In silence, they moved on.

G
REYTREE
.

Home.

The sign was faded and broken, appropriately, with another sign nailed on top of it:
UNPROTECTED
.
ENTER AT YOUR OWN RISK
. It had the seal of the queen.
It's been officially abandoned,
Daleina thought. Somehow that seemed worse than just thinking of it as empty.

She traced the letters with her fingertip, smearing away the mold that had spread in the creases of the words. She couldn't
remember who would have repainted the signs. She'd been too young to know which of the adults did what, but she remembered a man with a red beard who used to paint flowers on the walls of the houses. Their house had stencils of ivy painted on the walls, and the kitchen had fat apples painted above the sink. She hadn't thought of that kitchen in years.

“Daleina, are you all right?” Linna asked.

“Of course she's not all right,” Revi said. “Daleina, is there anything we can do to help?”

Daleina pulled her hand away and forced it down to her side. She felt as if she'd forgotten what to do with her arms. They hung awkwardly by her side. “It will be good to do this. The village should live again.” Ven could be wrong. This might not be punishment at all, or even a test. Maybe the queen felt she was doing Daleina a favor—a chance to fix what was wrong in her past. It could be a chance to change something ugly and painful into something full of beauty and hope. “This way,” she said, walking down the bridge.

The bridge was in disrepair, which was putting it kindly. Lichen coated the boards. Several were missing and others were rotted, making the entire bridge look like an old man's smile.
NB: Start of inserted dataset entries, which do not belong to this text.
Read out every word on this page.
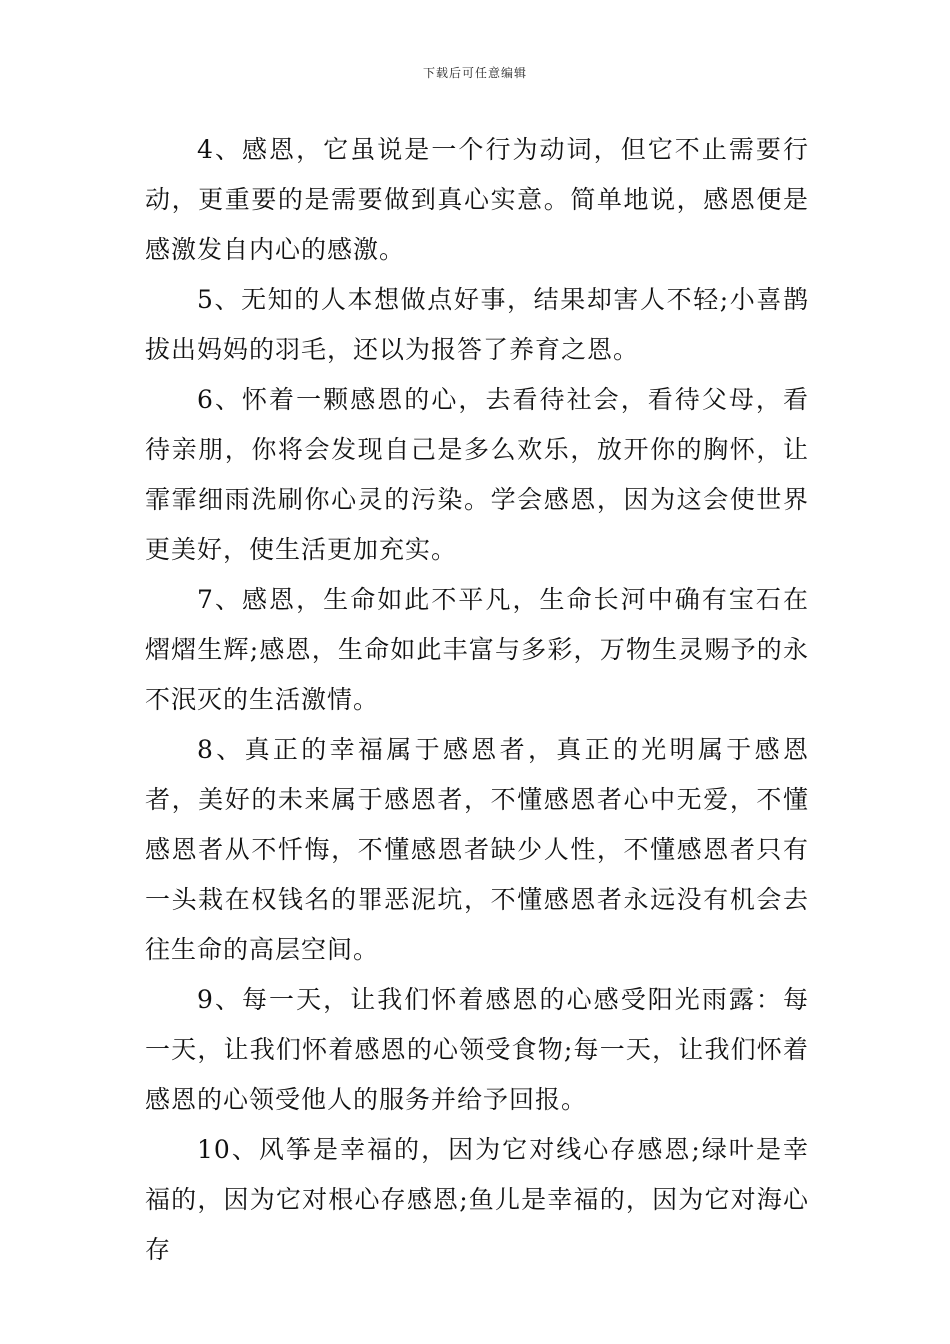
下载后可任意编辑

4、感恩，它虽说是一个行为动词，但它不止需要行动，更重要的是需要做到真心实意。简单地说，感恩便是感激发自内心的感激。

5、无知的人本想做点好事，结果却害人不轻;小喜鹊拔出妈妈的羽毛，还以为报答了养育之恩。

6、怀着一颗感恩的心，去看待社会，看待父母，看待亲朋，你将会发现自己是多么欢乐，放开你的胸怀，让霏霏细雨洗刷你心灵的污染。学会感恩，因为这会使世界更美好，使生活更加充实。

7、感恩，生命如此不平凡，生命长河中确有宝石在熠熠生辉;感恩，生命如此丰富与多彩，万物生灵赐予的永不泯灭的生活激情。

8、真正的幸福属于感恩者，真正的光明属于感恩者，美好的未来属于感恩者，不懂感恩者心中无爱，不懂感恩者从不忏悔，不懂感恩者缺少人性，不懂感恩者只有一头栽在权钱名的罪恶泥坑，不懂感恩者永远没有机会去往生命的高层空间。

9、每一天，让我们怀着感恩的心感受阳光雨露：每一天，让我们怀着感恩的心领受食物;每一天，让我们怀着感恩的心领受他人的服务并给予回报。

10、风筝是幸福的，因为它对线心存感恩;绿叶是幸福的，因为它对根心存感恩;鱼儿是幸福的，因为它对海心存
Daleina stepped gingerly, testing each board to see if it would hold her weight. She heard the others talking to one another, but it was like a buzz behind her. Her eyes were glued forward, waiting for her first view of Greytree.

Her memory could be wrong. Maybe it hadn't been destroyed as thoroughly as she'd thought. Maybe in a child's mind, it had been skewed into a catastrophe. It wasn't as if the rest of the country had reacted to the loss of Greytree. When they'd moved and she'd told people where she was from, there hadn't been gasps of horror. Just blank expressions, as if she'd named someplace far away. At the academy, most hadn't known of her tragedy, until one of her friends who liked to talk, Zie perhaps, had spread the world. She hadn't minded that they knew. In fact, she'd wanted them to know. It explained why she was there. But bringing them here . . . She was both grateful they were here with her and wished that she were alone.